Editor’s Note: This post is part of our Big Ideas series, a column highlighting the innovative thinking and thought leadership at IIeX events around the world. Ujwal Arkalgud will be speaking at IIeX North America 2019 in Austin, TX. If you liked this article, you’ll LOVE IIeX North America. Click here to learn more.
When it comes to understanding consumers, we turn so much attention to the issue of accuracy. We compare research methodologies, over-analyze research questions, deconstruct consumer responses, and more.
But rarely do we talk about the process of scoping the project itself. And more importantly, the role it can play in preventing new and powerful insights from presenting themselves.
If you work in a large organization you’ll likely agree that consumer research is rarely free from institutional pressures. More often than not, it is not a purely exploratory process, and you need to prove an underlying hypothesis that is driving the project Which means one of the most common unintended consequences of “scoping” research (i.e. defining boundaries) is that the research invariably heads in a particular, even predictable, direction.
I can say this with confidence since almost half of the new clients we acquire each year come to us looking to break this cycle. They realize that they keep getting the same results and they are yearning to discover “something new”.
Unfortunately, avoiding scope-bias isn’t easy. Because without defining the scope, you will invariably find it difficult to stay on budget and deliver the results on time. But this problem of budget and timing is largely a function of the traditional methodologies most organizations employ when looking to study consumers.
Most organizations conduct research using various forms of structured data gathering methods (surveys, focus groups, interviews etc.) This makes it next to impossible to proceed without preemptively dictating which areas to gather data from and which areas to avoid.
Take for example the topic of vegan diets.
If we define the scope of a study as vegan diets and their impact on ready-to-eat snacks, the researcher will seldom bother to expand their data gathering efforts outside of the snacking universe in order to keep time and resources under check, all of which are at a premium because the methods employed are services-driven and are affected by the number of hours a project ultimately takes to build and complete.
This, of course, can be detrimental to the outcome of the research. What if the cultural universe of vegan diets was more strongly connected to replacing meals rather than consuming snacks? In such a scenario, we’d end up studying a universe that isn’t naturally connected to the way the consumer uses vegan foods in their lives. The act of scoping in such a situation would ultimately result in missed opportunities that could have either saved the team from launching a failed product. Or better yet, it could have allowed the team to launch something that would have solved a truly unmet need and taken the market by storm.
New approaches can help.
When we were building our product (MotivBase.com), we worked really hard from the beginning to create a paradigm wherein our clients weren’t required to create detailed scopes for research projects. I
nstead, we focused on designing the research process in such a way that we could start with some broad boundaries and let the consumer define it better for us. We did this by automating the task of data gathering and even letting the machine get to the first layer of interpretation, whereby our social scientists would be forced to examine culture (or a project space) from the perspective of the consumer.

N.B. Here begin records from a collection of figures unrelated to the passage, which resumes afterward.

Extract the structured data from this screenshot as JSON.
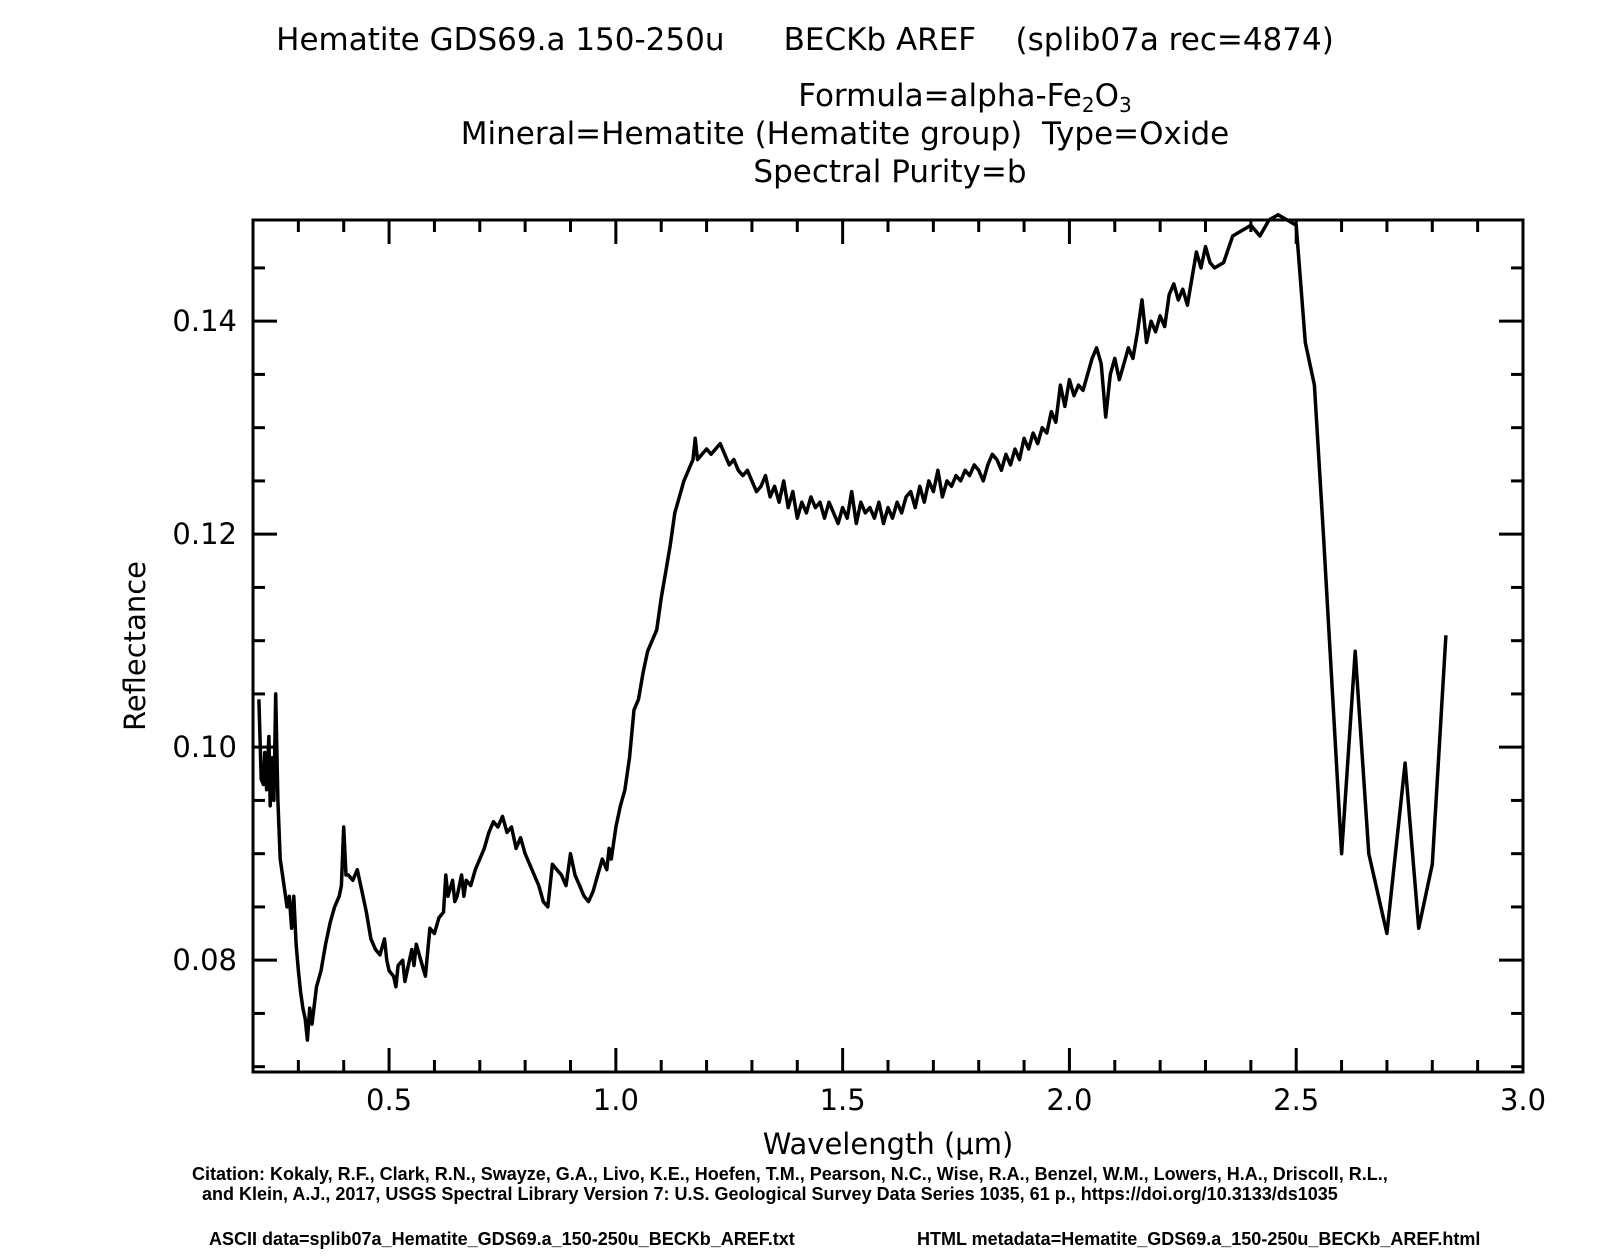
{
  "header": {
    "line1": "Hematite GDS69.a 150-250u      BECKb AREF    (splib07a rec=4874)",
    "formula_prefix": "Formula=alpha-Fe",
    "formula_sub1": "2",
    "formula_mid": "O",
    "formula_sub2": "3",
    "line3": "Mineral=Hematite (Hematite group)  Type=Oxide",
    "line4": "Spectral Purity=b"
  },
  "chart_data": {
    "type": "line",
    "xlabel": "Wavelength (μm)",
    "ylabel": "Reflectance",
    "xlim": [
      0.2,
      3.0
    ],
    "ylim": [
      0.0695,
      0.1495
    ],
    "xticks": [
      0.5,
      1.0,
      1.5,
      2.0,
      2.5,
      3.0
    ],
    "xtick_labels": [
      "0.5",
      "1.0",
      "1.5",
      "2.0",
      "2.5",
      "3.0"
    ],
    "yticks": [
      0.08,
      0.1,
      0.12,
      0.14
    ],
    "ytick_labels": [
      "0.08",
      "0.10",
      "0.12",
      "0.14"
    ],
    "grid": false,
    "series": [
      {
        "values_xy": [
          [
            0.213,
            0.1045
          ],
          [
            0.218,
            0.097
          ],
          [
            0.223,
            0.0965
          ],
          [
            0.226,
            0.0995
          ],
          [
            0.23,
            0.096
          ],
          [
            0.235,
            0.101
          ],
          [
            0.238,
            0.0945
          ],
          [
            0.242,
            0.099
          ],
          [
            0.246,
            0.095
          ],
          [
            0.25,
            0.105
          ],
          [
            0.255,
            0.095
          ],
          [
            0.26,
            0.0895
          ],
          [
            0.265,
            0.088
          ],
          [
            0.27,
            0.0865
          ],
          [
            0.275,
            0.085
          ],
          [
            0.28,
            0.086
          ],
          [
            0.285,
            0.083
          ],
          [
            0.29,
            0.086
          ],
          [
            0.295,
            0.0815
          ],
          [
            0.3,
            0.079
          ],
          [
            0.305,
            0.077
          ],
          [
            0.31,
            0.0755
          ],
          [
            0.315,
            0.0745
          ],
          [
            0.32,
            0.0725
          ],
          [
            0.325,
            0.0755
          ],
          [
            0.33,
            0.074
          ],
          [
            0.34,
            0.0775
          ],
          [
            0.35,
            0.079
          ],
          [
            0.36,
            0.0815
          ],
          [
            0.37,
            0.0835
          ],
          [
            0.38,
            0.085
          ],
          [
            0.39,
            0.086
          ],
          [
            0.395,
            0.087
          ],
          [
            0.4,
            0.0925
          ],
          [
            0.405,
            0.088
          ],
          [
            0.41,
            0.088
          ],
          [
            0.42,
            0.0875
          ],
          [
            0.43,
            0.0885
          ],
          [
            0.44,
            0.0865
          ],
          [
            0.45,
            0.0845
          ],
          [
            0.46,
            0.082
          ],
          [
            0.47,
            0.081
          ],
          [
            0.48,
            0.0805
          ],
          [
            0.49,
            0.082
          ],
          [
            0.495,
            0.08
          ],
          [
            0.5,
            0.079
          ],
          [
            0.51,
            0.0785
          ],
          [
            0.515,
            0.0775
          ],
          [
            0.52,
            0.0795
          ],
          [
            0.53,
            0.08
          ],
          [
            0.535,
            0.078
          ],
          [
            0.54,
            0.079
          ],
          [
            0.55,
            0.081
          ],
          [
            0.555,
            0.0795
          ],
          [
            0.56,
            0.0815
          ],
          [
            0.57,
            0.08
          ],
          [
            0.58,
            0.0785
          ],
          [
            0.59,
            0.083
          ],
          [
            0.6,
            0.0825
          ],
          [
            0.61,
            0.084
          ],
          [
            0.62,
            0.0845
          ],
          [
            0.625,
            0.088
          ],
          [
            0.63,
            0.086
          ],
          [
            0.64,
            0.0875
          ],
          [
            0.645,
            0.0855
          ],
          [
            0.65,
            0.086
          ],
          [
            0.66,
            0.088
          ],
          [
            0.665,
            0.086
          ],
          [
            0.67,
            0.0875
          ],
          [
            0.68,
            0.087
          ],
          [
            0.69,
            0.0885
          ],
          [
            0.7,
            0.0895
          ],
          [
            0.71,
            0.0905
          ],
          [
            0.72,
            0.092
          ],
          [
            0.73,
            0.093
          ],
          [
            0.74,
            0.0925
          ],
          [
            0.75,
            0.0935
          ],
          [
            0.76,
            0.092
          ],
          [
            0.77,
            0.0925
          ],
          [
            0.78,
            0.0905
          ],
          [
            0.79,
            0.0915
          ],
          [
            0.8,
            0.09
          ],
          [
            0.81,
            0.089
          ],
          [
            0.82,
            0.088
          ],
          [
            0.83,
            0.087
          ],
          [
            0.84,
            0.0855
          ],
          [
            0.85,
            0.085
          ],
          [
            0.86,
            0.089
          ],
          [
            0.87,
            0.0885
          ],
          [
            0.88,
            0.088
          ],
          [
            0.89,
            0.087
          ],
          [
            0.9,
            0.09
          ],
          [
            0.91,
            0.088
          ],
          [
            0.92,
            0.087
          ],
          [
            0.93,
            0.086
          ],
          [
            0.94,
            0.0855
          ],
          [
            0.95,
            0.0865
          ],
          [
            0.96,
            0.088
          ],
          [
            0.97,
            0.0895
          ],
          [
            0.98,
            0.0885
          ],
          [
            0.985,
            0.0905
          ],
          [
            0.99,
            0.0895
          ],
          [
            1.0,
            0.0925
          ],
          [
            1.01,
            0.0945
          ],
          [
            1.02,
            0.096
          ],
          [
            1.03,
            0.099
          ],
          [
            1.04,
            0.1035
          ],
          [
            1.05,
            0.1045
          ],
          [
            1.06,
            0.107
          ],
          [
            1.07,
            0.109
          ],
          [
            1.08,
            0.11
          ],
          [
            1.09,
            0.111
          ],
          [
            1.1,
            0.114
          ],
          [
            1.11,
            0.1165
          ],
          [
            1.12,
            0.119
          ],
          [
            1.13,
            0.122
          ],
          [
            1.14,
            0.1235
          ],
          [
            1.15,
            0.125
          ],
          [
            1.16,
            0.126
          ],
          [
            1.17,
            0.127
          ],
          [
            1.175,
            0.129
          ],
          [
            1.18,
            0.127
          ],
          [
            1.19,
            0.1275
          ],
          [
            1.2,
            0.128
          ],
          [
            1.21,
            0.1275
          ],
          [
            1.22,
            0.128
          ],
          [
            1.23,
            0.1285
          ],
          [
            1.24,
            0.1275
          ],
          [
            1.25,
            0.1265
          ],
          [
            1.26,
            0.127
          ],
          [
            1.27,
            0.126
          ],
          [
            1.28,
            0.1255
          ],
          [
            1.29,
            0.126
          ],
          [
            1.3,
            0.125
          ],
          [
            1.31,
            0.124
          ],
          [
            1.32,
            0.1245
          ],
          [
            1.33,
            0.1255
          ],
          [
            1.34,
            0.1235
          ],
          [
            1.35,
            0.1245
          ],
          [
            1.36,
            0.123
          ],
          [
            1.37,
            0.125
          ],
          [
            1.38,
            0.1225
          ],
          [
            1.39,
            0.124
          ],
          [
            1.4,
            0.1215
          ],
          [
            1.41,
            0.123
          ],
          [
            1.42,
            0.122
          ],
          [
            1.43,
            0.1235
          ],
          [
            1.44,
            0.1225
          ],
          [
            1.45,
            0.123
          ],
          [
            1.46,
            0.1215
          ],
          [
            1.47,
            0.123
          ],
          [
            1.48,
            0.122
          ],
          [
            1.49,
            0.121
          ],
          [
            1.5,
            0.1225
          ],
          [
            1.51,
            0.1215
          ],
          [
            1.52,
            0.124
          ],
          [
            1.53,
            0.121
          ],
          [
            1.54,
            0.123
          ],
          [
            1.55,
            0.122
          ],
          [
            1.56,
            0.1225
          ],
          [
            1.57,
            0.1215
          ],
          [
            1.58,
            0.123
          ],
          [
            1.59,
            0.121
          ],
          [
            1.6,
            0.1225
          ],
          [
            1.61,
            0.1215
          ],
          [
            1.62,
            0.123
          ],
          [
            1.63,
            0.122
          ],
          [
            1.64,
            0.1235
          ],
          [
            1.65,
            0.124
          ],
          [
            1.66,
            0.1225
          ],
          [
            1.67,
            0.1245
          ],
          [
            1.68,
            0.123
          ],
          [
            1.69,
            0.125
          ],
          [
            1.7,
            0.124
          ],
          [
            1.71,
            0.126
          ],
          [
            1.72,
            0.1235
          ],
          [
            1.73,
            0.125
          ],
          [
            1.74,
            0.1245
          ],
          [
            1.75,
            0.1255
          ],
          [
            1.76,
            0.125
          ],
          [
            1.77,
            0.126
          ],
          [
            1.78,
            0.1255
          ],
          [
            1.79,
            0.1265
          ],
          [
            1.8,
            0.126
          ],
          [
            1.81,
            0.125
          ],
          [
            1.82,
            0.1265
          ],
          [
            1.83,
            0.1275
          ],
          [
            1.84,
            0.127
          ],
          [
            1.85,
            0.126
          ],
          [
            1.86,
            0.1275
          ],
          [
            1.87,
            0.1265
          ],
          [
            1.88,
            0.128
          ],
          [
            1.89,
            0.127
          ],
          [
            1.9,
            0.129
          ],
          [
            1.91,
            0.128
          ],
          [
            1.92,
            0.1295
          ],
          [
            1.93,
            0.1285
          ],
          [
            1.94,
            0.13
          ],
          [
            1.95,
            0.1295
          ],
          [
            1.96,
            0.1315
          ],
          [
            1.97,
            0.1305
          ],
          [
            1.98,
            0.134
          ],
          [
            1.99,
            0.132
          ],
          [
            2.0,
            0.1345
          ],
          [
            2.01,
            0.133
          ],
          [
            2.02,
            0.134
          ],
          [
            2.03,
            0.1335
          ],
          [
            2.04,
            0.135
          ],
          [
            2.05,
            0.1365
          ],
          [
            2.06,
            0.1375
          ],
          [
            2.07,
            0.136
          ],
          [
            2.08,
            0.131
          ],
          [
            2.09,
            0.135
          ],
          [
            2.1,
            0.1365
          ],
          [
            2.11,
            0.1345
          ],
          [
            2.12,
            0.136
          ],
          [
            2.13,
            0.1375
          ],
          [
            2.14,
            0.1365
          ],
          [
            2.15,
            0.139
          ],
          [
            2.16,
            0.142
          ],
          [
            2.17,
            0.138
          ],
          [
            2.18,
            0.14
          ],
          [
            2.19,
            0.139
          ],
          [
            2.2,
            0.1405
          ],
          [
            2.21,
            0.1395
          ],
          [
            2.22,
            0.1425
          ],
          [
            2.23,
            0.1435
          ],
          [
            2.24,
            0.142
          ],
          [
            2.25,
            0.143
          ],
          [
            2.26,
            0.1415
          ],
          [
            2.27,
            0.144
          ],
          [
            2.28,
            0.1465
          ],
          [
            2.29,
            0.145
          ],
          [
            2.3,
            0.147
          ],
          [
            2.31,
            0.1455
          ],
          [
            2.32,
            0.145
          ],
          [
            2.34,
            0.1455
          ],
          [
            2.36,
            0.148
          ],
          [
            2.4,
            0.149
          ],
          [
            2.42,
            0.148
          ],
          [
            2.44,
            0.1495
          ],
          [
            2.46,
            0.15
          ],
          [
            2.5,
            0.149
          ],
          [
            2.52,
            0.138
          ],
          [
            2.54,
            0.134
          ],
          [
            2.56,
            0.12
          ],
          [
            2.58,
            0.105
          ],
          [
            2.6,
            0.09
          ],
          [
            2.63,
            0.109
          ],
          [
            2.66,
            0.09
          ],
          [
            2.7,
            0.0825
          ],
          [
            2.74,
            0.0985
          ],
          [
            2.77,
            0.083
          ],
          [
            2.8,
            0.089
          ],
          [
            2.83,
            0.1105
          ]
        ]
      }
    ]
  },
  "footer": {
    "citation_line1": "Citation: Kokaly, R.F., Clark, R.N., Swayze, G.A., Livo, K.E., Hoefen, T.M., Pearson, N.C., Wise, R.A., Benzel, W.M., Lowers, H.A., Driscoll, R.L.,",
    "citation_line2": "and Klein, A.J., 2017, USGS Spectral Library Version 7: U.S. Geological Survey Data Series 1035, 61 p., https://doi.org/10.3133/ds1035",
    "ascii": "ASCII data=splib07a_Hematite_GDS69.a_150-250u_BECKb_AREF.txt",
    "html_metadata": "HTML metadata=Hematite_GDS69.a_150-250u_BECKb_AREF.html"
  }
}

This type of paradigm shift is now possible because we’re living in a time when access to big data and machine learning tools are making research significantly more agile.
And most of all, they’re forcing us to put the consumer first in the process. If we think back to the example of vegan diets and snacking, what we really should be doing is allowing research to begin from the highest possible layer of abstraction so we can work our way down to understand the role of vegan diets on snacking, without compromising our ability to identify opportunities – even if they don’t directly prove the underlying hypothesis. For example, we could have uncovered that vegan diets are actually more relevant to non-vegans in the context of dinners and weight-loss, rather than in the context of snacks. Which means, vegan snacks appeal to a smaller market and show little growth potential (compared to vegan solutions for dinner or weight loss). Of course, this is just an example but it doesn’t change the underlying reality.
If we want to improve the overall accuracy of research and genuinely uncover net new opportunities for our businesses, we need to change the way we think about scoping projects.
We need to flip the switch, turning an industry perspective to scope, into a consumer-led perspective. And to do this, we need to open ourselves up to new methodologies and tools that can offer innovative solutions that don’t penalize us for having open boundaries.